Last December, the United States Court of Appeals for the Ninth Circuit, in
San Francisco, ruled in the plaintiffs' favor. It said that controlling the
noncommercial cultivation and use of marijuana exceeded the jurisdiction of
Congress.

The appeals court said states were free to adopt medical marijuana laws as
long as the marijuana was not sold, transported across state lines or used
for nonmedicinal purposes. The other states with such laws are Alaska,
Arizona, Colorado, Hawaii, Maine, Montana, Nevada, Oregon, Vermont and
Washington.

The court ruled that marijuana for medicinal purposes was "different in
kind from drug trafficking" and outside the scope of federal oversight.

The same court last year said doctors were free to recommend marijuana to
their patients. The government appealed, but the Supreme Court declined to
hear the case.

In June, however, the justices agreed to hear the Raich-Monson case. A
ruling is expected to decide the states' rights issue the court left
unanswered in 2001.

Paul Clement, the acting solicitor general, told the justices in briefs
that the government, backed by the 1970 Controlled Substances Act, had the
power to regulate the "manufacture, distribution and possession of any
controlled substance," even if such activity takes place entirely within
one state.

Even some states without medical marijuana laws have criticized the federal
government's position. Louisiana, Alabama and Mississippi told the court
they supported "their neighbors' prerogative in our federalist system to
serve as laboratories for experimentation."
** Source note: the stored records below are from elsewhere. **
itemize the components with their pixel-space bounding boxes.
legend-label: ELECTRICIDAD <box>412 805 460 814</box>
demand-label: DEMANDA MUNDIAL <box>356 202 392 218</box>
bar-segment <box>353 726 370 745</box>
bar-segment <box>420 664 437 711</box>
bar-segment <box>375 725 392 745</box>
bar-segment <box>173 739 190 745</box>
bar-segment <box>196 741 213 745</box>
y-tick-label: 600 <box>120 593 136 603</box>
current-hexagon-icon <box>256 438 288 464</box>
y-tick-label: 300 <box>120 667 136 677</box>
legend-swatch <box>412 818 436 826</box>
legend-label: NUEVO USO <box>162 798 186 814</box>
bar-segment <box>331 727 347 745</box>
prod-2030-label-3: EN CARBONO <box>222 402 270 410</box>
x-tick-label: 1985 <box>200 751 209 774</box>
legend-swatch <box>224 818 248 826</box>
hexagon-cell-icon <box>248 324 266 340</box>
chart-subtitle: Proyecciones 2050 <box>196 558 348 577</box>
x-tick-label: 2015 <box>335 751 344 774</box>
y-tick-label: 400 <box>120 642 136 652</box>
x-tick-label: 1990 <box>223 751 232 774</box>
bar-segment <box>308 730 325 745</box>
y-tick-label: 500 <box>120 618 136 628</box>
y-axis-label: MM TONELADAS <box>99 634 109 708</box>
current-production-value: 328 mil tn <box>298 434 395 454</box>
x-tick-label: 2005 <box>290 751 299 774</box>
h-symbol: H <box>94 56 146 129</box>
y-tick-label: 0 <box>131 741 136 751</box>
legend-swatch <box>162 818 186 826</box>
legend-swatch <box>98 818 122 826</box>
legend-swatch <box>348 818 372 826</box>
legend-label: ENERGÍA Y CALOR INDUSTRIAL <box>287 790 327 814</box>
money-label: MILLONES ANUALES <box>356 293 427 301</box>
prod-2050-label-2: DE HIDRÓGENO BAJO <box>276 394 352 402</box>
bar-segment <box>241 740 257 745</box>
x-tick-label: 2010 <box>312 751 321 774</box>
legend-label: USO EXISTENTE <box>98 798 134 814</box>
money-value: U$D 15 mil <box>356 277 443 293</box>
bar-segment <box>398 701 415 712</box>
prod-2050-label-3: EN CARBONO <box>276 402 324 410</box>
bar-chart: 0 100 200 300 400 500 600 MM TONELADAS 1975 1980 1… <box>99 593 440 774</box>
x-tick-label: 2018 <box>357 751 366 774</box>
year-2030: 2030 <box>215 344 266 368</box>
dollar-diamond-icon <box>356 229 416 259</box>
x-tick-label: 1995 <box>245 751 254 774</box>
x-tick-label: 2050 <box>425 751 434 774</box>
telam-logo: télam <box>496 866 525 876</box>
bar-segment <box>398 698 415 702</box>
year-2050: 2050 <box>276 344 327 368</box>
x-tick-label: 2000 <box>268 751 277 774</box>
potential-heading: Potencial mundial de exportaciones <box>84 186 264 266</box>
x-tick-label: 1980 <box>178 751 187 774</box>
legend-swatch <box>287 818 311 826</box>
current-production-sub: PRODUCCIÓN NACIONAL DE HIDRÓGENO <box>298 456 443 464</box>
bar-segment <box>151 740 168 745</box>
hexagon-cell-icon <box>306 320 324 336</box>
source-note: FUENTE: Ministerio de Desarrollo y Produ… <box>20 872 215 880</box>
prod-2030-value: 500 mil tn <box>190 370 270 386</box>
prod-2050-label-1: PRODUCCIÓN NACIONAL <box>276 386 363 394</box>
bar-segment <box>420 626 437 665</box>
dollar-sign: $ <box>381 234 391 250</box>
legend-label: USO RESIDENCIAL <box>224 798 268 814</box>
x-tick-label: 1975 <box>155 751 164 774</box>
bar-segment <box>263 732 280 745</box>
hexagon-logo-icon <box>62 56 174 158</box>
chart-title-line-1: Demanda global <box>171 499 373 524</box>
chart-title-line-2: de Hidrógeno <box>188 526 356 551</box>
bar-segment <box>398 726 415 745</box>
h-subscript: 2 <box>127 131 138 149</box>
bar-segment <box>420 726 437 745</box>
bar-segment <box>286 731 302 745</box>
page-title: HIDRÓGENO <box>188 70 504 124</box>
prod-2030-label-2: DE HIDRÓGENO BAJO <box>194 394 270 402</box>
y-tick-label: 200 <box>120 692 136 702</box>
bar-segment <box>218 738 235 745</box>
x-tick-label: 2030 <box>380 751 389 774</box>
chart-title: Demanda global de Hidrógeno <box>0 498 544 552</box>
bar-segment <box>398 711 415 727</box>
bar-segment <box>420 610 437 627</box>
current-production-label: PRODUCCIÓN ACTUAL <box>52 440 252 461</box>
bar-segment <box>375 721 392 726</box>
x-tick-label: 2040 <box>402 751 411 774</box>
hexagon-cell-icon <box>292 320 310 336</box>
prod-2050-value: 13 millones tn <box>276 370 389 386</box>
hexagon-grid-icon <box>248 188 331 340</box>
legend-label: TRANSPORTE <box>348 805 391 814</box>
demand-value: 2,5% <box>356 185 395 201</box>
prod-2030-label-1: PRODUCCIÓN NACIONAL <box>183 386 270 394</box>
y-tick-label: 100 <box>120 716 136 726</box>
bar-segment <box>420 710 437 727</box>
A number of medical groups, doctors and marijuana supporters also wrote the
court, saying marijuana benefited sick patients.

But Calvina Fay, executive director of the Drug Free America Foundation, an
antidrug group that filed a friend-of-the-court brief in the case, said in
a statement: "We cannot allow individual states to undermine federal
antidrug laws. Medical questions should be decided by the F.D.A. - in
consultation with the medical profession - not by pro-drug activists
preying on public ignorance."

The case is Ashcroft v. Raich, 03-1454.